In August 1999, Kostas hired a builder to undertake significant renovations to his home.  By June 2000, disputes had started, thus prompting Kostas to purport to terminate the building contract. He made a claim with the builder’s insurer, HIA Insurance Services Limited. The claim was rejected. Kostas took HIA to the Consumer, Trader and Tenancy Tribunal in September 2000 where it found (in May 2005) that Kostas had not properly terminated the contract with the builder. It was found that, as the builder had applied for two extensions of time (which were in accordance with the contract and had not been disputed) the termination was invalid.

Kostas appealed this decision in the Supreme Court of NSW under Section 67 of the Consumer, Trader and Tenancy Tribunal Act 2001 (NSW) on the basis that there wasn’t adequate evidence to support the findings of the Tribunal. This appeal was upheld by the Supreme Court and the Tribunal’s decision was overturned. HIA then appealed to the NSW Court of Appeal. They stated that, as Section 67 requires an appeal to be made in relation to a “question with respect to a matter of law”, the successful appeal was invalid on a “no evidence” ground as it was not a question in relation to a matter of law and thus was outside the jurisdiction of the Supreme Court.

Upon further appeal to the High Court of Australia, the decision of the Supreme Court was restored.

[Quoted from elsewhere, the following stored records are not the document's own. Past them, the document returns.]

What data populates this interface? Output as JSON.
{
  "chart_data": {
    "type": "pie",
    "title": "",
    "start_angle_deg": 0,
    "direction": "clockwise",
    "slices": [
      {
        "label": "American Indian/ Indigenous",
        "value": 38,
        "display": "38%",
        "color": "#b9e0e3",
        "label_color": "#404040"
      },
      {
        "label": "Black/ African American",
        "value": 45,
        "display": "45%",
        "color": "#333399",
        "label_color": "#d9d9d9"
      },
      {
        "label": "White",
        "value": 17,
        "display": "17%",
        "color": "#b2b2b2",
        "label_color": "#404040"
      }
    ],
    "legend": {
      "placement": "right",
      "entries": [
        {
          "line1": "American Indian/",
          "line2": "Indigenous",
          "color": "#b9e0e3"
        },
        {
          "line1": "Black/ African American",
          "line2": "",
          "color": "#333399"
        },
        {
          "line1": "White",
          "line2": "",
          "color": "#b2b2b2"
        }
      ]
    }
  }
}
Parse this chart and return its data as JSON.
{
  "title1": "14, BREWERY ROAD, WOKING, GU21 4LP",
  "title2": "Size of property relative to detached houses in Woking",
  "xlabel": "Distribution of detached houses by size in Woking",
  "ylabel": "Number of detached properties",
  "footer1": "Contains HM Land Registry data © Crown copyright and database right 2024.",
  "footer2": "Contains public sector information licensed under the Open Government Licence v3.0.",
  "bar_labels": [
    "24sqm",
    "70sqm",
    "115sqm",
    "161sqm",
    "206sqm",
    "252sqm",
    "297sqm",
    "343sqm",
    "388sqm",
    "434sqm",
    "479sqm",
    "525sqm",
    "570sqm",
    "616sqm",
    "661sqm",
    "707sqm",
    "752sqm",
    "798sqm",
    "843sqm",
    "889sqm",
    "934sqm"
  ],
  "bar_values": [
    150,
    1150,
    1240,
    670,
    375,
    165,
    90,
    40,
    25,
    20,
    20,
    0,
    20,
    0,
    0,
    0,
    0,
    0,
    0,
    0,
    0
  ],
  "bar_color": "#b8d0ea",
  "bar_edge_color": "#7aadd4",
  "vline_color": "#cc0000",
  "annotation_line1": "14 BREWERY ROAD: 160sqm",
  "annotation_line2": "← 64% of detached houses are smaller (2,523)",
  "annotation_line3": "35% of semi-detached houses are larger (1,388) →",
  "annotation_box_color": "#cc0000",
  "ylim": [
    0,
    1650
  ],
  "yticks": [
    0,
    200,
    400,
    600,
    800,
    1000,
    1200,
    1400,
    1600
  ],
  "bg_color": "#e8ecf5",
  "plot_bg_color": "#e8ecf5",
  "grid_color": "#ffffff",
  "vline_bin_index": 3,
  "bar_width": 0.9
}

It was found that Section 67 permits a court hearing an appeal from the CTTT (the District Court of NSW) to consider, as a question of law, whether there is any or any sufficient evidence to support a finding, even a finding of fact.

The significance of this case can be seen in its effect on appeals from the CTTT to the District Court. Not only does this case define specifically what a question of law is and what a question of fact is, it will also significantly increase the number and scope of these appeals.